Tragedi Supercar, Mengapa Mobil Sport Mewah Sering Kecelakaan?
Kecelakaan mobil sport mewah kembali menyita perhatian publik, dari Lamborghini yang ringsek di Tol Kunciran hingga tewasnya Diogo Jota di Spanyol.

Mobil sport mewah, simbol status dan kecepatan, kembali menjadi sorotan setelah serangkaian kecelakaan tragis mengguncang publik. Di Indonesia, sebuah Lamborghini Murcielago putih mengalami kecelakaan tunggal di ruas Tol Kunciran, Tangerang Selatan, pada Minggu pagi, 17 Agustus 2025, sekitar pukul 10.15 WIB. Mobil yang tengah konvoi bersama supercar lain itu ringsek setelah pengemudi kehilangan kendali di tikungan KM 15.500 arah Serpong. Tidak ada korban jiwa, namun kerusakan parah dan viralnya video insiden tersebut memicu kembali perdebatan tentang keselamatan mobil sport di jalan umum.

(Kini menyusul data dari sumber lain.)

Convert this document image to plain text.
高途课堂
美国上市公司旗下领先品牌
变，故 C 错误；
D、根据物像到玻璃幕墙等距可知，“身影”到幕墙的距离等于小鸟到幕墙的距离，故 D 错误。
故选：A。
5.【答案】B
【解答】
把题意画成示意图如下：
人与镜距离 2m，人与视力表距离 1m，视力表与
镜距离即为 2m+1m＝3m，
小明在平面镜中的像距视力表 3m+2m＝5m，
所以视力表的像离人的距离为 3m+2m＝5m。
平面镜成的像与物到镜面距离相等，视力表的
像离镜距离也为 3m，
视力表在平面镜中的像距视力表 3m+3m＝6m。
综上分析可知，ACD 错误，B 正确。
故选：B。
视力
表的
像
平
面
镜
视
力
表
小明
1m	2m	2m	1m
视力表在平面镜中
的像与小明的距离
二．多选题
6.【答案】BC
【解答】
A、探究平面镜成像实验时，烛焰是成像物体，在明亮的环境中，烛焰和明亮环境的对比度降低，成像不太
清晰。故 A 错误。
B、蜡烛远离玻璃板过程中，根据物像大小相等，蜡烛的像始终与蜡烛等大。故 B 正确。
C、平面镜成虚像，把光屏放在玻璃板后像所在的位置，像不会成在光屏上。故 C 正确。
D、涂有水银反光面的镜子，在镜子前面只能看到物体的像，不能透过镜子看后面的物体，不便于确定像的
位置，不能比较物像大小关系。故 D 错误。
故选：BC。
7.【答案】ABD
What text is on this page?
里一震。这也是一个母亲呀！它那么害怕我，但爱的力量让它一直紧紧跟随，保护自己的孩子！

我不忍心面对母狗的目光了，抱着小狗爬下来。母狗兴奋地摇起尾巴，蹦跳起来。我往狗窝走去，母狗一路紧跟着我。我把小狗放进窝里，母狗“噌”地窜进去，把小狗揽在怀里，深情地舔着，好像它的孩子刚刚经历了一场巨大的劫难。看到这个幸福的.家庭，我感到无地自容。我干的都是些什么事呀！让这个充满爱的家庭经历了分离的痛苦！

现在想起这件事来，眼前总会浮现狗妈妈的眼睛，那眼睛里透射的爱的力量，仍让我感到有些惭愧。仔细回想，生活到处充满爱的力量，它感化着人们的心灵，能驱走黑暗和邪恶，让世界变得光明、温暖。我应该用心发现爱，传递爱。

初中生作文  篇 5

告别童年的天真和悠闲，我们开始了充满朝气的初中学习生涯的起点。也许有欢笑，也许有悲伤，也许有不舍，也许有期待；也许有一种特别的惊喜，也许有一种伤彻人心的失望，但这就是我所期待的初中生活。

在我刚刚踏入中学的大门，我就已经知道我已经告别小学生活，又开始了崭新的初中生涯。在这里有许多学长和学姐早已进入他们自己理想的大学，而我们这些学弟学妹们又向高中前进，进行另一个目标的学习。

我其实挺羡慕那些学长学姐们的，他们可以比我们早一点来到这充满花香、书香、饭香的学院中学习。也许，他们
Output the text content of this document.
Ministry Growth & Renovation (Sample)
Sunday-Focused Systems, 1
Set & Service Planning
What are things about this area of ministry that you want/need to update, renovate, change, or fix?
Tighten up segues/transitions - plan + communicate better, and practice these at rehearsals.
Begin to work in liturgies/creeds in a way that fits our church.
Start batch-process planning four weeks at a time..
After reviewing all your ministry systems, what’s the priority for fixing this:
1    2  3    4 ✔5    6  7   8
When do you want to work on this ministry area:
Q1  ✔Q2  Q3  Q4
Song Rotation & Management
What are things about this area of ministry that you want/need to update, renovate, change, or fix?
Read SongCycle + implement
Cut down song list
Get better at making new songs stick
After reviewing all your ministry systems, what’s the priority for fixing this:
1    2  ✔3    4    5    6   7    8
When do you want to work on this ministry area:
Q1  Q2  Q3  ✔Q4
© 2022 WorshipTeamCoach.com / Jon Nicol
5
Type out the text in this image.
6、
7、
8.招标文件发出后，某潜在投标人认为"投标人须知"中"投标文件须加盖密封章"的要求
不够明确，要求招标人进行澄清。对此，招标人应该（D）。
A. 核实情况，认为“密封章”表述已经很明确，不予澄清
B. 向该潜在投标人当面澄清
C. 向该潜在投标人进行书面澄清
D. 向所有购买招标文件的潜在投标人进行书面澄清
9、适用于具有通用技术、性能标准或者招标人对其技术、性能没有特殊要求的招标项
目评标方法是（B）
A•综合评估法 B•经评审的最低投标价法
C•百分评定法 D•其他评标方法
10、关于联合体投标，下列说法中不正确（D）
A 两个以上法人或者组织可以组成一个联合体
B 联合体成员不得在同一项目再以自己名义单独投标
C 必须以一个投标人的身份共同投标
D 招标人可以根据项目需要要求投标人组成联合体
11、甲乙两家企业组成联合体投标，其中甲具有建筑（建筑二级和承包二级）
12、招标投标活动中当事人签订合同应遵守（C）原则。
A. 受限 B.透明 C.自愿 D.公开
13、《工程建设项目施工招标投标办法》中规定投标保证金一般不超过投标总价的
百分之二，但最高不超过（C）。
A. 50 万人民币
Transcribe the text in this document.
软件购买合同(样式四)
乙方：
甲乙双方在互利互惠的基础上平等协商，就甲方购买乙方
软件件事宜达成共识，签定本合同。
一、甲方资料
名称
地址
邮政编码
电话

Di luar negeri, dunia sepak bola berduka atas tewasnya penyerang Liverpool, Diogo Jota, dalam kecelakaan maut di Zamora, Spanyol. Lamborghini yang ditumpangi Jota dan adiknya terguling dan terbakar setelah pecah ban saat menyalip kendaraan lain. Keduanya dinyatakan meninggal di tempat. Tragedi ini menambah daftar panjang kecelakaan supercar yang tidak hanya merenggut nyawa, tapi juga menimbulkan pertanyaan besar: apakah mobil sport terlalu berbahaya untuk jalan umum?
Menurut AKP Giyarto dari Korlantas Polri, kecelakaan Lamborghini di Tol Kunciran terjadi karena pengemudi tidak mampu mengendalikan kendaraan saat menikung. “Mobil sport punya tenaga besar dan sistem kemudi yang sangat responsif. Jika tidak terbiasa, pengemudi bisa kehilangan kontrol dalam hitungan detik,” ujarnya.
Sony Susmana, Direktur Training Safety Defensive Consultant Indonesia (SDCI), menegaskan bahwa mengemudi supercar idealnya dilakukan oleh pengemudi level advance. “Mobil ini bukan untuk gaya-gayaan. Ia dirancang untuk performa tinggi, bukan untuk jalanan kota atau tol yang padat. Tanpa pelatihan khusus, risikonya sangat besar,” kata Sony.
Mobil sport seperti Ferrari, Lamborghini, McLaren, atau Porsche memiliki karakteristik teknis yang berbeda dari mobil biasa. Akselerasi yang sangat cepat, sistem suspensi yang kaku, dan kemudi yang presisi membuatnya lebih cocok untuk lintasan balap daripada jalan umum. Sayangnya, banyak pemilik supercar belum memahami karakter ini. Mereka tergoda untuk mengebut di jalan tol yang sepi, atau melakukan konvoi yang memicu euforia berlebihan.
Di Indonesia, kecelakaan mobil sport bukan hal baru. Selain insiden di Tol Kunciran, tercatat beberapa kasus lain seperti kecelakaan McLaren di kawasan SCBD, Jakarta, dan Ferrari yang terguling di Bali. Sebagian besar melibatkan pengemudi muda, jalanan umum, dan kecepatan tinggi.
Kecelakaan supercar bukan sekadar insiden lalu lintas, tapi cerminan dari minimnya edukasi keselamatan dan regulasi kepemilikan kendaraan berperforma tinggi. Perlu ada kebijakan yang mewajibkan sertifikasi mengemudi khusus bagi pemilik mobil sport, serta kampanye publik yang mengedepankan keselamatan di atas gaya hidup.
Keselamatan bukan soal teknologi, tapi soal kesadaran. Mobil sport memang canggih, tapi tanpa kendali yang bijak, ia bisa berubah menjadi mesin maut. Jalanan umum bukan sirkuit balap, dan nyawa manusia jauh lebih berharga daripada gengsi di balik kemudi.